Like 8 Mile for adults, Hustle & Flow follows the traditional Hollywood rags-to-riches tale but throws in unexpected grit and top-class drama. DJay (Terrence Howard) is a small-time pimp scratching a living in Memphis, but he really wants to be a rapper. Spurred by the news that a successful hip hop artist is coming back to town, DJay enlists his old friend Key (Anthony Anderson) to help him lay down a demo tape.
In story terms, this is as familiar as they come, but Hustle & Flow scores highly in its unblinking view of poverty, and in the disturbing contradictions embodied by its leading man. DJay is complex and deeply flawed character who is hard to love, and it is a tribute to Howard's subtle, committed performance that we eventually want him to succeed.
For starters, there is that day job.
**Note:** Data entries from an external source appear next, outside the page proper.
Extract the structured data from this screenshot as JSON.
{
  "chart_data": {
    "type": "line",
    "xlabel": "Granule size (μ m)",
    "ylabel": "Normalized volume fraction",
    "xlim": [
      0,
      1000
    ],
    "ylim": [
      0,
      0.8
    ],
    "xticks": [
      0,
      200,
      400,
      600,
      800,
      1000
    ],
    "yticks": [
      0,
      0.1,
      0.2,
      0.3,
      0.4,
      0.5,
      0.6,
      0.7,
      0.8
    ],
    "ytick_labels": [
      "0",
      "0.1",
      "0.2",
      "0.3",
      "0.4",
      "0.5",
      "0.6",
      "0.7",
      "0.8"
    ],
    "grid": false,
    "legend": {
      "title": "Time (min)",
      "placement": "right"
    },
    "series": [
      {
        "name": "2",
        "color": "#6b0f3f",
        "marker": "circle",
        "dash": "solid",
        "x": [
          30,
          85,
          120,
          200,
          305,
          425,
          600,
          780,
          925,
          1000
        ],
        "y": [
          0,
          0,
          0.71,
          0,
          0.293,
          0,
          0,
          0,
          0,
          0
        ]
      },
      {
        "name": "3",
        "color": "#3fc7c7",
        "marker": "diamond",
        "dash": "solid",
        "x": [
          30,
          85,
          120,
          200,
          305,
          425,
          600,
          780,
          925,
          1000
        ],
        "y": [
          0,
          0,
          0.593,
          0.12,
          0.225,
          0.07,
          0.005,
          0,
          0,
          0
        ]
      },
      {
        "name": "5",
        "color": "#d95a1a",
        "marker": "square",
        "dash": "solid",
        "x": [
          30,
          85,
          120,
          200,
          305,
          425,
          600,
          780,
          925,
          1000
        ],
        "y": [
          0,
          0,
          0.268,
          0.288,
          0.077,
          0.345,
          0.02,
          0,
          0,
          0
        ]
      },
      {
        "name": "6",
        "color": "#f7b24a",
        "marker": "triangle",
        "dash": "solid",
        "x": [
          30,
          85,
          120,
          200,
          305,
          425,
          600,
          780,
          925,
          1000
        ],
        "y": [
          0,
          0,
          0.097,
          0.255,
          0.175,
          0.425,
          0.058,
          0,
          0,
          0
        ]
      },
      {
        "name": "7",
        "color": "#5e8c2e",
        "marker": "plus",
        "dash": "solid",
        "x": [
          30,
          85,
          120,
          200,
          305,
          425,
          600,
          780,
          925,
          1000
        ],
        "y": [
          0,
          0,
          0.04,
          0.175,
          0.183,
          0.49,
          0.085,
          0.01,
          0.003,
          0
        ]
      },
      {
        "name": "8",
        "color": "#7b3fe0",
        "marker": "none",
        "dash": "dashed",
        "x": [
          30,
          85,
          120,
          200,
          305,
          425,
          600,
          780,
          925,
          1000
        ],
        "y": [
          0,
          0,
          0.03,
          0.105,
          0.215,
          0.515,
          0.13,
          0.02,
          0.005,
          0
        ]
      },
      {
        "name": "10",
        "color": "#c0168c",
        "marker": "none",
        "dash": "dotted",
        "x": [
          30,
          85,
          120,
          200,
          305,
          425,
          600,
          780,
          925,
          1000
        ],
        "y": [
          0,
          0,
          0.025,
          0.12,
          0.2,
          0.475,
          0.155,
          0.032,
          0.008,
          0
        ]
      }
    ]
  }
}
Pimping is a dirty business, and while DJay is not violent, the film never shies from the fact that he is exploiting his charges. Writer/director Craig Brewer's script delves fearlessly into the foundations of an emotional relationship based on profit.
The women, in truth, don't get much of a look in, but while there are real-life gangster rappers who proclaim their pimping origins as a point of pride, Hustle & Flow is too smart to resort to bling clichés. The central scenes in DJay's improvised studio are thrilling - even if the resulting sound is a little too good to be true - and DJ Qualls is terrific as DJay's lanky, white sound man.